Electronic money is a form of funds that exist in digital form and are used for cashless transactions. Unlike cash, it has no paper or metallic form and is stored on electronic devices: bank cards, e-wallets, mobile apps, and online services.
E-money is issued by banks and licensed financial institutions, which means it is always linked to a national currency. For example, euros in PayPal correspond to the same value as their fiat equivalents. By law, e-money is equated to ordinary non-cash funds and regulated by state authorities.
Main features of e-money
- Linked to national currency — e-money is the digital form of fiat money (ruble, euro, dollar).
- Issuer — issued by banks and payment systems (Qiwi, PayPal, Revolut, etc.).
- Usage — used to pay for goods and services online and offline.
- Difference from cryptocurrencies — e-money is centralized and regulated by the state, unlike decentralized cryptocurrencies.
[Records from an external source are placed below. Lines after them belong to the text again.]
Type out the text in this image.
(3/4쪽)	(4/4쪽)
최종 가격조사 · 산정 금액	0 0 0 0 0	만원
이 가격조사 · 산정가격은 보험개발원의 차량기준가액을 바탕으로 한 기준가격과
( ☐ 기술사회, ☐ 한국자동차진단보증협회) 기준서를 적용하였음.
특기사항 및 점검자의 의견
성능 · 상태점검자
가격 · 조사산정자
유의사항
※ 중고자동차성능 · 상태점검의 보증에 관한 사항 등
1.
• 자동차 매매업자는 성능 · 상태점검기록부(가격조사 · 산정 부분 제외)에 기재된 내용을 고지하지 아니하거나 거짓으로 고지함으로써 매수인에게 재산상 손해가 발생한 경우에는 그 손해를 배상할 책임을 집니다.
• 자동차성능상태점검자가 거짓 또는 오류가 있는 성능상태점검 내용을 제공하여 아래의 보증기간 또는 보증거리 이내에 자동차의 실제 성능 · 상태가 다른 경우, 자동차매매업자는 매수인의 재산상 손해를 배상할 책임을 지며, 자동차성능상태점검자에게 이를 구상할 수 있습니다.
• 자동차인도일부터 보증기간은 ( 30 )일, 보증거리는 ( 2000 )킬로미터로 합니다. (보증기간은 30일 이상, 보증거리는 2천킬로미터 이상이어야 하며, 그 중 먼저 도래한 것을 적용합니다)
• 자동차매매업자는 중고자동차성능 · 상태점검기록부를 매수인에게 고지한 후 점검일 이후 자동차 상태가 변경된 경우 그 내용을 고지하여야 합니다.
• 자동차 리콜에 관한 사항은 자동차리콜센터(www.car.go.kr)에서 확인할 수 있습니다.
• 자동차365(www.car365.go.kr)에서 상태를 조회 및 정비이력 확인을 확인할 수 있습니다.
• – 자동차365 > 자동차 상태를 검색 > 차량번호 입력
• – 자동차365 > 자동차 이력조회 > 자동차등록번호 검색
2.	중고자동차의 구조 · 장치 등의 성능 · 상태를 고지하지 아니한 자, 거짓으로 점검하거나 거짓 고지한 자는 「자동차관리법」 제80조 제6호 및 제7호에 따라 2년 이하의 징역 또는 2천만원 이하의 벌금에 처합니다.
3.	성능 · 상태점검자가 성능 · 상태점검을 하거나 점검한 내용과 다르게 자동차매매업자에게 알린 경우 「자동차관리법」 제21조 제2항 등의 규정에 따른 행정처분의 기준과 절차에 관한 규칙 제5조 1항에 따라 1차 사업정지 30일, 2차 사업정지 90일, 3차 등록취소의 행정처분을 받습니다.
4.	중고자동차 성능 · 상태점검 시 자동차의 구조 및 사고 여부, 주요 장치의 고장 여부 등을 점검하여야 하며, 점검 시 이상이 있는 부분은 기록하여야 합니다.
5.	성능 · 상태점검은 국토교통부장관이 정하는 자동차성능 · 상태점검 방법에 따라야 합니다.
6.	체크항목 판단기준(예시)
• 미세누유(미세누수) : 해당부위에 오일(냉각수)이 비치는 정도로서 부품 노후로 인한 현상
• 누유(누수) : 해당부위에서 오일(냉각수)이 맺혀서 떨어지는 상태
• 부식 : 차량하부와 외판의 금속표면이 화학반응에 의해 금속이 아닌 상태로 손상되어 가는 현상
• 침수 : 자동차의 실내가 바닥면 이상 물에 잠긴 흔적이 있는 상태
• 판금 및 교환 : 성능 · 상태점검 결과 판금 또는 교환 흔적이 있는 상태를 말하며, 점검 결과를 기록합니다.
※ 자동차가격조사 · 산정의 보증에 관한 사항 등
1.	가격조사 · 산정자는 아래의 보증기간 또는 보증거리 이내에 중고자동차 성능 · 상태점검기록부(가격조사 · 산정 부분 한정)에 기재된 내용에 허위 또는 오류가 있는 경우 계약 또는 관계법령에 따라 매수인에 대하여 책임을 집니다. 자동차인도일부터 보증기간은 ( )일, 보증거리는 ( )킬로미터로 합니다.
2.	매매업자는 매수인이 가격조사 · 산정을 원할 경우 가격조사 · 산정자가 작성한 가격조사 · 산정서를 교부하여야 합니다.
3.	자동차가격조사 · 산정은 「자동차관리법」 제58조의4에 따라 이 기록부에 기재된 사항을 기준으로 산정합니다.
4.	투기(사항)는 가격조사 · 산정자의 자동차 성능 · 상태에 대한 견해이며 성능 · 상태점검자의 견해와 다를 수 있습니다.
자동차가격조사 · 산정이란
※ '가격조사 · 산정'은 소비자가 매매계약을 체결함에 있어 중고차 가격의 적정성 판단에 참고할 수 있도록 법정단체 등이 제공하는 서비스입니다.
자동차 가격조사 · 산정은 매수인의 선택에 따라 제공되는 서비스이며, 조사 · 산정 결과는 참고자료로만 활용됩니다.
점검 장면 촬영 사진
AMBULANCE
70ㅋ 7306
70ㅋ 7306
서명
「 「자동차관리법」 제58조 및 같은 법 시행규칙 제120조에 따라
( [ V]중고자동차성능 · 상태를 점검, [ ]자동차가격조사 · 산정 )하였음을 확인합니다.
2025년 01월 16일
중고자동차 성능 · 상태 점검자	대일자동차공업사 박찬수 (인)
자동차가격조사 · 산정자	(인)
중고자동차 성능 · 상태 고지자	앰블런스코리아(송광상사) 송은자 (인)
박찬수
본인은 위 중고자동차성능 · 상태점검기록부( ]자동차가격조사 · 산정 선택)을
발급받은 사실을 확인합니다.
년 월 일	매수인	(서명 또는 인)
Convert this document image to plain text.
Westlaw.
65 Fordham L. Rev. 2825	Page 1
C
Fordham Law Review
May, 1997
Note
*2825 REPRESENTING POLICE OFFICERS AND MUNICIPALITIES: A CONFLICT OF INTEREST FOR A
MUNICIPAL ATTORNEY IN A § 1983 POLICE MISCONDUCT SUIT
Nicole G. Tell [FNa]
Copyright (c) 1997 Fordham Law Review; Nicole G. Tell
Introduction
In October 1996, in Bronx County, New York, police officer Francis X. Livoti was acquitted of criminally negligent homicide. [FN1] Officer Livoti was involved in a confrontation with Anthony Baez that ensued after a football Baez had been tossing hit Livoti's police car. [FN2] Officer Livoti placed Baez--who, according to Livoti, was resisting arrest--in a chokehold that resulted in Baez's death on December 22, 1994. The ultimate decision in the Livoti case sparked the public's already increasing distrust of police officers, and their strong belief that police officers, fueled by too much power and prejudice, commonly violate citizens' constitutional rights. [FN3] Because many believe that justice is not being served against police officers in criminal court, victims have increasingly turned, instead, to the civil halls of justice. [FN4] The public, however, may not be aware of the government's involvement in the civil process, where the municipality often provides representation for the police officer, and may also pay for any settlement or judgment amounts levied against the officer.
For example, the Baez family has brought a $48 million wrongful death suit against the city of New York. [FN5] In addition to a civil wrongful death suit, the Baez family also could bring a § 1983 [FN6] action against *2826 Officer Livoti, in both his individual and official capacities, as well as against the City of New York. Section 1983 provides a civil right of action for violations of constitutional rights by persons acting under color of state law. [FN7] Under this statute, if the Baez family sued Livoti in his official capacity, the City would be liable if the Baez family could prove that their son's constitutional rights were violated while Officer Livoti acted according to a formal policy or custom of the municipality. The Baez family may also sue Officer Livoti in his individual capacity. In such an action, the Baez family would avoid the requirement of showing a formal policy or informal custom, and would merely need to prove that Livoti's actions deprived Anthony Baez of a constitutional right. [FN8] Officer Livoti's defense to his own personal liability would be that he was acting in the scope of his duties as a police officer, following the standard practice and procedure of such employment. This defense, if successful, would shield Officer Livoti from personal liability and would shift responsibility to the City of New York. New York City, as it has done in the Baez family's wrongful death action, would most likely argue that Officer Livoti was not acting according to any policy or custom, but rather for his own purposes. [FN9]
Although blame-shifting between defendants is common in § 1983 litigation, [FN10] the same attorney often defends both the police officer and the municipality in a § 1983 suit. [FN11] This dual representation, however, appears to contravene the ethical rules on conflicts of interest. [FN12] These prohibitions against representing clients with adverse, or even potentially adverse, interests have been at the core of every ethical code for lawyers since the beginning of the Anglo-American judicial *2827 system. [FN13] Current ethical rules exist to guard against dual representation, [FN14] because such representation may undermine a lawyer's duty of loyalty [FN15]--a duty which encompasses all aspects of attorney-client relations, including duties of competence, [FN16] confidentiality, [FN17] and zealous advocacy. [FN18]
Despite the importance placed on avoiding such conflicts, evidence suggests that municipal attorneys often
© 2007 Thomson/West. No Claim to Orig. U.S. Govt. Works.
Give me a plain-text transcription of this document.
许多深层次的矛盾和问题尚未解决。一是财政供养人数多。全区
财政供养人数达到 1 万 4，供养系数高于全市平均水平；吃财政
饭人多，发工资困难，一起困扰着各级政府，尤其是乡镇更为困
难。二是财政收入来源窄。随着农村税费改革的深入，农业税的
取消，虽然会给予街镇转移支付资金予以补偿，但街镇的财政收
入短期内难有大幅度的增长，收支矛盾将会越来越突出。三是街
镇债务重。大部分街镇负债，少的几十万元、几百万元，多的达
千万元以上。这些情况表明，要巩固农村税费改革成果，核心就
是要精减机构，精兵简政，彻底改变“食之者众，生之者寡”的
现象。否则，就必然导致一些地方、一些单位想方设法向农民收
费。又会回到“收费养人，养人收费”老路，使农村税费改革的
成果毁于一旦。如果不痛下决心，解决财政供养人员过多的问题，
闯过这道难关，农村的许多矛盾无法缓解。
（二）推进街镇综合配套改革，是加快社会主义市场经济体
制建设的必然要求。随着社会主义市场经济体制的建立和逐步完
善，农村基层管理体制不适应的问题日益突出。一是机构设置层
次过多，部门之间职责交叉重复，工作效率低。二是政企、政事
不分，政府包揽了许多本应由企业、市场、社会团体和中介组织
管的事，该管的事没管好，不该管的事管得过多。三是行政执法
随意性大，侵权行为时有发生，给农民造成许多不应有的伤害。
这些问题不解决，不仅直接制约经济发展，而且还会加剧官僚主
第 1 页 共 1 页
E-money and cryptocurrency are different concepts.
E-money and the global economy
E-money has simplified the payment system, making it more convenient and faster. It allows users to pay for online purchases, transfer money to other people, and store funds in electronic accounts. Its popularity is growing thanks to the rise of e-commerce and fintech. At the same time, e-money fully depends on the banking system and national legislation.
Examples
- Paying for purchases via PayPal or Revolut in euros.
- Refilling a Qiwi e-wallet with rubles.
- Using Apple Pay or Google Pay for contactless payments.